黄門様が薨去して、100年後、藤田幽谷(1774-1826)という人物が水戸に現れます。水戸城下の古着屋の倅でしたが、勉学に励み18歳で士分に取り立てられ、郡奉行ついには彰考館総裁にまでなります。幕府の老中の目にも止まりますが、出世に目もくれず自分の信念を絶対に曲げぬお人だったようで、老中相手に言いたいことを言い、結局幕臣にはなれなかったようです。「大日本史」の編纂方式を巡っては、恩師である立原翠軒と対立、藩政改革では急進的意見を述べて謹慎処分を受けています。9代藩主斉昭が登場する前のことですが、1868年の弘道館戦争の根はもうこの頃から生えていたのかもしれません。1824年、水戸藩の常陸大津浜にイギリス人が上陸。息子の東湖に殺して来いと命じます。翌年、1825年に幕府から異国船打ち払い令が出されます。幽谷は尊王攘夷を主張します。

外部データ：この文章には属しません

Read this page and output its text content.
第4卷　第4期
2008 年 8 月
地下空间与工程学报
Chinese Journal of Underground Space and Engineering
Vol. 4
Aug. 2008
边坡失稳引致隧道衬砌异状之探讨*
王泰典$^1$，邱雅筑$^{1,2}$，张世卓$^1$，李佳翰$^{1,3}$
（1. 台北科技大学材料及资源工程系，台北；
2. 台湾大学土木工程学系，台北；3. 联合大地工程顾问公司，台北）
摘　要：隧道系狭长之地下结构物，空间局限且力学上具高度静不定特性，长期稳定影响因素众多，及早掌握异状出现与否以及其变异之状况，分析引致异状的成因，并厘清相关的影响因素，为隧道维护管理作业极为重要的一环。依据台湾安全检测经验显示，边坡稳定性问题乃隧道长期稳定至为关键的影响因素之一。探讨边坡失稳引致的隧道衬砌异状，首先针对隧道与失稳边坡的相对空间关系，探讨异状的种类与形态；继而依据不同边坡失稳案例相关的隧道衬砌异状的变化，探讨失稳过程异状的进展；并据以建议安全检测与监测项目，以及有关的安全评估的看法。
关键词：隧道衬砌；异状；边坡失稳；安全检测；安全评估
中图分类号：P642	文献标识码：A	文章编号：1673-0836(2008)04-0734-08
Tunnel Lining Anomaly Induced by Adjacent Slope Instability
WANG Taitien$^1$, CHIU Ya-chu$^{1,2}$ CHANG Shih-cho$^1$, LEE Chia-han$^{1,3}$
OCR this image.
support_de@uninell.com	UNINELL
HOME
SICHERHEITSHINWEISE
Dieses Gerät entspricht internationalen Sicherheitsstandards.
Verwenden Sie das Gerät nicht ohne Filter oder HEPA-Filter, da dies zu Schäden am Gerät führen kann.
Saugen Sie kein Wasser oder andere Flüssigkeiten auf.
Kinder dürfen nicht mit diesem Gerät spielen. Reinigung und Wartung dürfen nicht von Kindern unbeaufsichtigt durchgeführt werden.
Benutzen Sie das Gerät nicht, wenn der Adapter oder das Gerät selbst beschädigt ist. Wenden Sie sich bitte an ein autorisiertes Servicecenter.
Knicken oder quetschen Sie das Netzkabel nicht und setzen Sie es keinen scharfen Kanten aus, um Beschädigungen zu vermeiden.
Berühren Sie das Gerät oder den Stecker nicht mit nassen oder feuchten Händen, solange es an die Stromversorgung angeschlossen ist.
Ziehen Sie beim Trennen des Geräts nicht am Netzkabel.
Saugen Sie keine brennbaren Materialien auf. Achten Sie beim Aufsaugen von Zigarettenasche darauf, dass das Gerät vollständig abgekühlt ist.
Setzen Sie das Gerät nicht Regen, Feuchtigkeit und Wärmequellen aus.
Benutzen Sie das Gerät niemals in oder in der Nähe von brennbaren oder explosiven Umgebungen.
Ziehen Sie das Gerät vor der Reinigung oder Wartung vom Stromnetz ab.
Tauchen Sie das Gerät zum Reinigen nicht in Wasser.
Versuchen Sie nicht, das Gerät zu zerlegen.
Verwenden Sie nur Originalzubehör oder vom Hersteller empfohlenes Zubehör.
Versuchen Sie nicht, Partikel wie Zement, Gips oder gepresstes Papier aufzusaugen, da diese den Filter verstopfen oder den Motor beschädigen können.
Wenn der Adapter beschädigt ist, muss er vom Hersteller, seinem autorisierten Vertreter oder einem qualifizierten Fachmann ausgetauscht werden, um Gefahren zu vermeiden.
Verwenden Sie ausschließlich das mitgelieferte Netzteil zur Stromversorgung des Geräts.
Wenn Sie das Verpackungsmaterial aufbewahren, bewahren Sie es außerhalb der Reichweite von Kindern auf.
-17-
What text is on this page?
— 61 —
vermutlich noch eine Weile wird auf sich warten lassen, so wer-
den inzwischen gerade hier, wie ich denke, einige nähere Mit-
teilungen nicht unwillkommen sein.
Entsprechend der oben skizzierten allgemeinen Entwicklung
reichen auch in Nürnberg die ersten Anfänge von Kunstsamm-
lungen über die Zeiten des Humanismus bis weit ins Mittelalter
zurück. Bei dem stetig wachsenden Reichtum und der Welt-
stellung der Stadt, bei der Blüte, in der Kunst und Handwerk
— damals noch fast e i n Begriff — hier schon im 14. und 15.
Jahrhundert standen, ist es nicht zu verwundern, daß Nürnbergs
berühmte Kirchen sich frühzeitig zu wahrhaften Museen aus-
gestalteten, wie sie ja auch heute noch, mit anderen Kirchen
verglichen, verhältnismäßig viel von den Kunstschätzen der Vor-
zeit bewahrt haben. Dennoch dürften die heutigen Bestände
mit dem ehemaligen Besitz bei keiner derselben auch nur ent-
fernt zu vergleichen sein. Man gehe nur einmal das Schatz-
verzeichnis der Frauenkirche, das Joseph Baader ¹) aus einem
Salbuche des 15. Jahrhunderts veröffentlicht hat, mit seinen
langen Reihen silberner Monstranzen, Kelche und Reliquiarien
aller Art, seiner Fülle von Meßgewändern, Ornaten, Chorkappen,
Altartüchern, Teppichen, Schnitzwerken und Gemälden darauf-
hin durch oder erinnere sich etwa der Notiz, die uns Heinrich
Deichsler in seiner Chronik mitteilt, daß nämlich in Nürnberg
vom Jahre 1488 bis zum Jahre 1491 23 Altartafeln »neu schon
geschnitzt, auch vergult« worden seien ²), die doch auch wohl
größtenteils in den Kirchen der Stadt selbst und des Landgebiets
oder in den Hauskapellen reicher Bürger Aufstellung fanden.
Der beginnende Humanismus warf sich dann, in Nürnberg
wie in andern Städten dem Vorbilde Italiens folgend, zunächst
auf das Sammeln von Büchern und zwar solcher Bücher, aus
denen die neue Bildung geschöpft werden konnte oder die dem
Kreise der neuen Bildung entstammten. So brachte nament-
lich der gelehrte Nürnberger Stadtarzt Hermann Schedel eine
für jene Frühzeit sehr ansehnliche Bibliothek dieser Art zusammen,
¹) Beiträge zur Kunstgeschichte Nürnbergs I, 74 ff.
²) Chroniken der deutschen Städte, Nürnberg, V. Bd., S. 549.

この方が登場するまでは、水戸の学風(明治から水戸学と呼ばれるようになりました)は、尊王だけだったのですが、攘夷(外国人を追い払う)が加わります。19世紀の初めから外国船が日本に現れ、警戒を強める時代だったですから当然だったでしょう。1840年に起きたアヘン戦争の情報も入って来ますから、日本国中外国船に怯えるようになります。特に、長州、佐賀、薩摩の海に面した藩では。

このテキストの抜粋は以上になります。